AutoStub Training Dataset

This dataset contains input-output pairs used for training the AutoStub system, which automatically generates symbolic stubs for external functions during symbolic execution.

Dataset Description

The dataset consists of input-output pairs from Java standard libraries, focusing on primitive types and string operations. It was generated using a stratified sampling approach to ensure diverse inputs across different data types.

Dataset Structure

The dataset is organized as a single CSV file with the following columns:

  • method_name: The name of the Java method
  • sample_id: Unique identifier for each sample (method_name + sample index)
  • input: Input values provided to the method (as string representation)
  • input_types: Types of input parameters
  • output: Output value returned by the method
  • output_type: Return type of the method

Method Coverage

The dataset covers methods from the following Java classes:

  • java.lang.Boolean
  • java.lang.Double
  • java.lang.Float
  • java.lang.String
  • java.lang.Byte
  • java.lang.Short
  • java.lang.Character
  • java.lang.Integer
  • java.lang.Long
  • java.lang.Math
  • java.lang.StrictMath

Dataset Creation

The dataset was created by:

  1. Identifying suitable methods in Java standard libraries
  2. Using reflection to dynamically invoke methods with random inputs
  3. Collecting input-output pairs for each method
  4. Applying stratified sampling to ensure diverse inputs

Usage

Loading the Dataset

from datasets import load_dataset

# Load the dataset
dataset = load_dataset("Felix6326727/AutoStub")

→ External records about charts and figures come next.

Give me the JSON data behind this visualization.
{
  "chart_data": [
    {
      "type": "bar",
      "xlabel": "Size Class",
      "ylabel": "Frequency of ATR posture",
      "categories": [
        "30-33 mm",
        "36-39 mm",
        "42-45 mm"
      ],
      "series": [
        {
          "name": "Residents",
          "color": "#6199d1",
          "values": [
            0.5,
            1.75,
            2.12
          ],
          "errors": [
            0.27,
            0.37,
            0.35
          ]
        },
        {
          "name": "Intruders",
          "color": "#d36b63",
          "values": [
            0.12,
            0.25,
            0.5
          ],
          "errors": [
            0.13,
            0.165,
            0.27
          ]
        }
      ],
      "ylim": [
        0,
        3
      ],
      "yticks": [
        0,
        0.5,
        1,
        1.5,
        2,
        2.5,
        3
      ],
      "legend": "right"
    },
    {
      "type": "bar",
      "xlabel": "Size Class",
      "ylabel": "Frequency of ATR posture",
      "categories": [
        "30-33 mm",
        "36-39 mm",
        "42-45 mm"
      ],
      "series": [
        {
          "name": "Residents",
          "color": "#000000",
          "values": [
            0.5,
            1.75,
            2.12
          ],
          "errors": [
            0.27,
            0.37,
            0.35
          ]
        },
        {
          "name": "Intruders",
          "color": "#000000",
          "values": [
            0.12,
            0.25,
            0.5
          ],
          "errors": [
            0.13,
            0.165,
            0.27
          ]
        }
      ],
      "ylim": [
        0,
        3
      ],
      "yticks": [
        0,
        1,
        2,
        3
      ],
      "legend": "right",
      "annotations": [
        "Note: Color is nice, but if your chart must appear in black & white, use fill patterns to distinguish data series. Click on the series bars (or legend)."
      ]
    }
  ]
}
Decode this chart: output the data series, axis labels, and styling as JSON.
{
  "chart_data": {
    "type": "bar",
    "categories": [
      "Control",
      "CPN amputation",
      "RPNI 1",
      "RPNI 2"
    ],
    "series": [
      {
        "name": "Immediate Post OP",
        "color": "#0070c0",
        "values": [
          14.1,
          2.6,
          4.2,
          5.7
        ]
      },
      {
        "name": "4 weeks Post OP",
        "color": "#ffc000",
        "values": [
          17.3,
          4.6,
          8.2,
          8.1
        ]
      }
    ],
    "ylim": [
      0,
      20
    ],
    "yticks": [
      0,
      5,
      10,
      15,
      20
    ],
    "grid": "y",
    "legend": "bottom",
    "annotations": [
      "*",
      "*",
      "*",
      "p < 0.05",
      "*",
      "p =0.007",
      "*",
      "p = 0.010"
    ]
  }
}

# Loop through the dataset and print the first 5 samples
for i, sample in enumerate(dataset["train"]):
    if i >= 5:
        break

    print(f"Sample {i}:")
    print(f"Method Name: {sample['method_name']}")
    print(f"Input: {sample['input']}")
    print(f"Input Types: {sample['input_types']}")
    print(f"Output: {sample['output']}")
    print(f"Output Type: {sample['output_type']}")
    print()

Applications

This dataset can be used to:

  • Train machine learning models to approximate Java method behavior
  • Evaluate the accuracy of symbolic stubs for symbolic execution
  • Study the behavior of Java standard library methods across diverse inputs

Citation

If you use this dataset, please cite:

@inproceedings{maechtle2025autostub,
  title={AutoStub: Genetic Programming-Based Stub Creation for Symbolic Execution},
  author={Felix M{"a}chtle, Nils Loose, Jan-Niclas Serr, Jonas Sander, Thomas Eisenbarth},
  booktitle={Proceedings of the 18th ACM/IEEE International Workshop on Search-Based and Fuzz Testing, SBFT 2025},
  year={2025}
}

Source

This dataset is derived from the AutoStub project.